China Focus: Top-down inspection -- China's "secret weapon" for governance

CHANGCHUN, Aug. 11 -- Rule a huge country like China requires effective governance.

One that has been used more often than ever over the past five years is to send inspection teams to ensure that policies transmit smoothly from the very top to the public.

State Council inspection teams have just returned from checking whether local governments were following cabinet orders to cut red tape, lower administrative cost for businesses and provide incentives to start-ups, among others.

Inspectors visited companies, communities and city halls, and held talks with entrepreneurs, researchers and lower-ranking cadres. Hotlines were set up to hear anonymous complaints.

In Jilin Province, inspectors learned from a leasing firm's financial executive that start-up companies need permission from the People's Bank of China before they can open a bank account.

The 15-day process is time-consuming as many other business approvals have been abandoned or are moving much faster.

Gao Yong, a mid-level inspector with the Ministry of Land Resources, consulted the local branch of the People's Bank of China.

"When we realized that the local government couldn't solve the problem, we decided to take it to the State Council," Gao said.

The State Council will investigate the issue at the national level and find out it if necessary, Gao said.

The inspectors also made a surprise visit to the county of Lishu, for example, following the complain from a member of the public about fees. While they were there, they met local entrepreneurs and listened to their difficulties in getting loans.

"Reform has entered a critical period. Inspections ensure that policies are enforced," said You Jun, head of the Jilin inspection team.

Jiang Chunli, the boss of a food trading company in Lishu, was one of those the team spoke to.

He said the top-down inspection by the State Council would help leading officials understand how their policies were working and hear the "real voices" of those at the sharp end.

Inspectors found plenty of problems.

A steel-maker in Hunan Province was found to be still churning out steel bars, flagrantly flouting a production ban, while many factories nationwide had been ordered to close for making inferior products.

The Hunan factory has now been closed and some officials have been sacked.

To give the inspection teeth, the State Council has promised extra commendations and resources -- funds, projects and land -- for local governments that are doing well.

The State Council launched this kind of inspection in 2014, following the long-standing practice of the Communist Party of China Central Commission for Discipline Inspection (CCDI). Corrupt officials now live in fear and tremble in front of the discipline agency.

Since late 2012, there have been twelve rounds of CCDI inspection.

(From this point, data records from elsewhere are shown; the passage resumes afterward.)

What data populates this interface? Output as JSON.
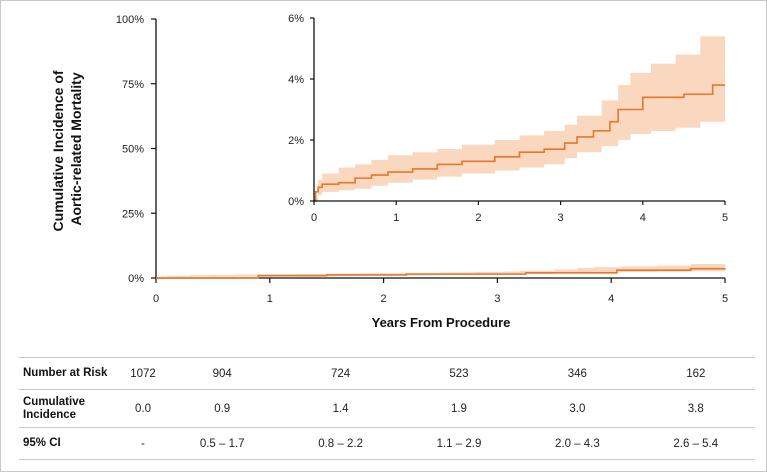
{
  "colors": {
    "line": "#e8762b",
    "band": "#fad7bf",
    "axis": "#111111",
    "grid": "#c9c9c9"
  },
  "chart_data": [
    {
      "id": "main",
      "type": "line",
      "title": "",
      "xlabel": "Years From Procedure",
      "ylabel": [
        "Cumulative Incidence of",
        "Aortic-related Mortality"
      ],
      "xlim": [
        0,
        5
      ],
      "ylim": [
        0,
        100
      ],
      "xticks": [
        0,
        1,
        2,
        3,
        4,
        5
      ],
      "yticks": [
        0,
        25,
        50,
        75,
        100
      ],
      "ytick_labels": [
        "0%",
        "25%",
        "50%",
        "75%",
        "100%"
      ],
      "grid": false,
      "series": [
        {
          "name": "Cumulative incidence",
          "x": [
            0,
            0.9,
            1.5,
            2.2,
            3.25,
            4.05,
            4.7,
            5
          ],
          "y": [
            0,
            0.9,
            1.2,
            1.5,
            2.0,
            3.0,
            3.6,
            3.8
          ]
        }
      ]
    },
    {
      "id": "inset",
      "type": "area",
      "xlim": [
        0,
        5
      ],
      "ylim": [
        0,
        6
      ],
      "xticks": [
        0,
        1,
        2,
        3,
        4,
        5
      ],
      "yticks": [
        0,
        2,
        4,
        6
      ],
      "ytick_labels": [
        "0%",
        "2%",
        "4%",
        "6%"
      ],
      "grid": false,
      "series": [
        {
          "name": "Cumulative incidence",
          "x": [
            0,
            0.02,
            0.05,
            0.1,
            0.3,
            0.5,
            0.7,
            0.9,
            1.2,
            1.5,
            1.8,
            2.2,
            2.5,
            2.8,
            3.05,
            3.2,
            3.4,
            3.6,
            3.7,
            4.0,
            4.5,
            4.85,
            5.0
          ],
          "y": [
            0,
            0.3,
            0.45,
            0.55,
            0.6,
            0.75,
            0.85,
            0.95,
            1.05,
            1.2,
            1.3,
            1.45,
            1.6,
            1.7,
            1.9,
            2.1,
            2.3,
            2.6,
            3.0,
            3.4,
            3.5,
            3.8,
            3.8
          ]
        }
      ],
      "band": {
        "name": "95% CI",
        "x": [
          0,
          0.05,
          0.1,
          0.3,
          0.5,
          0.7,
          0.9,
          1.2,
          1.5,
          1.8,
          2.2,
          2.5,
          2.8,
          3.05,
          3.2,
          3.5,
          3.7,
          3.85,
          4.1,
          4.4,
          4.7,
          5.0
        ],
        "lower": [
          0,
          0.1,
          0.2,
          0.3,
          0.35,
          0.4,
          0.5,
          0.6,
          0.7,
          0.8,
          0.9,
          1.0,
          1.1,
          1.2,
          1.4,
          1.6,
          1.8,
          2.0,
          2.2,
          2.3,
          2.4,
          2.6
        ],
        "upper": [
          0,
          0.7,
          0.9,
          1.1,
          1.2,
          1.35,
          1.5,
          1.6,
          1.7,
          1.85,
          2.0,
          2.15,
          2.3,
          2.5,
          2.8,
          3.3,
          3.8,
          4.2,
          4.5,
          4.8,
          5.4,
          5.4
        ]
      }
    }
  ],
  "risk_table": {
    "rows": [
      {
        "label": "Number at Risk",
        "values": [
          "1072",
          "904",
          "724",
          "523",
          "346",
          "162"
        ]
      },
      {
        "label": "Cumulative Incidence",
        "values": [
          "0.0",
          "0.9",
          "1.4",
          "1.9",
          "3.0",
          "3.8"
        ]
      },
      {
        "label": "95% CI",
        "values": [
          "-",
          "0.5 – 1.7",
          "0.8 – 2.2",
          "1.1 – 2.9",
          "2.0 – 4.3",
          "2.6 – 5.4"
        ]
      }
    ]
  }
}
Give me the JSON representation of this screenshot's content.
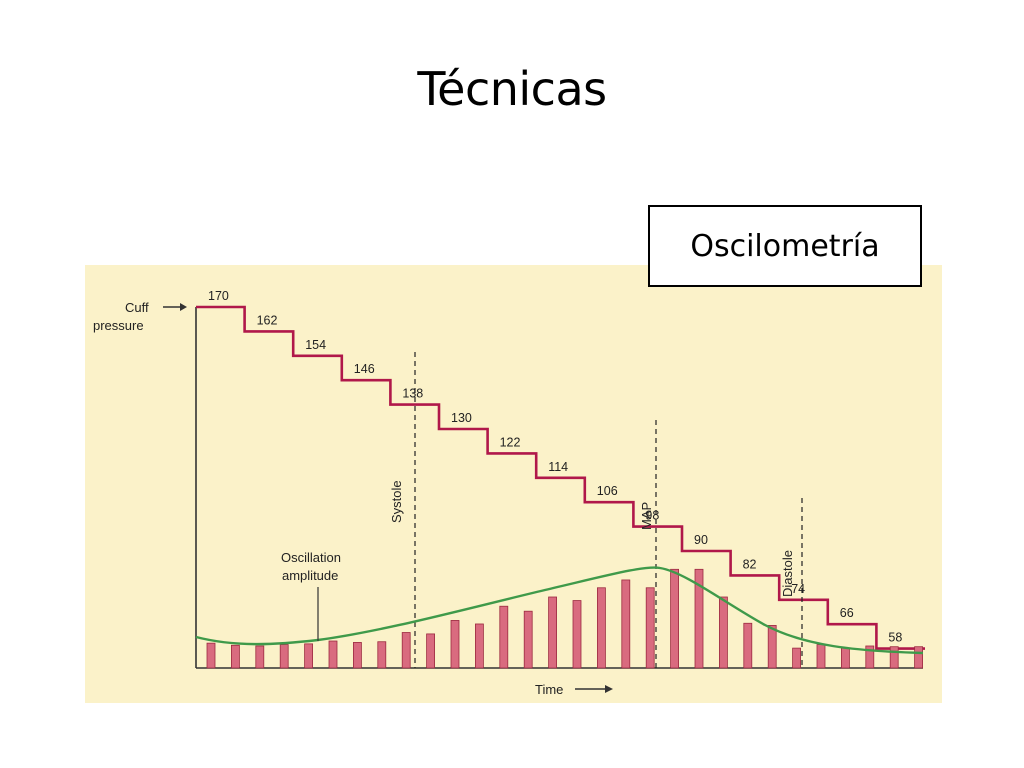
{
  "slide": {
    "title": "Técnicas",
    "label_box": "Oscilometría"
  },
  "colors": {
    "panel_bg": "#fbf2c9",
    "pressure_line": "#b0184a",
    "bar_fill": "#d96b7f",
    "bar_stroke": "#9c2a40",
    "envelope": "#3f9a4a",
    "axis": "#333333"
  },
  "diagram": {
    "cuff_label_line1": "Cuff",
    "cuff_label_line2": "pressure",
    "oscillation_label_line1": "Oscillation",
    "oscillation_label_line2": "amplitude",
    "time_label": "Time",
    "markers": {
      "systole": "Systole",
      "map": "MAP",
      "diastole": "Diastole"
    },
    "cuff_steps": [
      170,
      162,
      154,
      146,
      138,
      130,
      122,
      114,
      106,
      98,
      90,
      82,
      74,
      66,
      58
    ],
    "oscillation_bars": [
      0.35,
      0.32,
      0.31,
      0.33,
      0.34,
      0.38,
      0.36,
      0.37,
      0.5,
      0.48,
      0.67,
      0.62,
      0.87,
      0.8,
      1.0,
      0.95,
      1.13,
      1.24,
      1.13,
      1.39,
      1.39,
      1.0,
      0.63,
      0.6,
      0.28,
      0.33,
      0.28,
      0.31,
      0.3,
      0.3
    ]
  }
}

All entities -- Party and government departments, state-owned enterprises, central financial institutions and centrally-administered universities -- have been put under disciplinary microscope.

The high-frequency of inspection shows one aspect of the relentless anti-graft campaign. In the past five years, 50 percent of investigations into central officials came through the findings of CCDI inspectors.

Environmental inspectors are also making the headlines.

They have pursued businesses and entities which break environmental laws, strengthening otherwise weak local environmental protection agencies.

The inspection system has proven effective in preventing graft and in protecting the environment, and is expected to be used more extensively.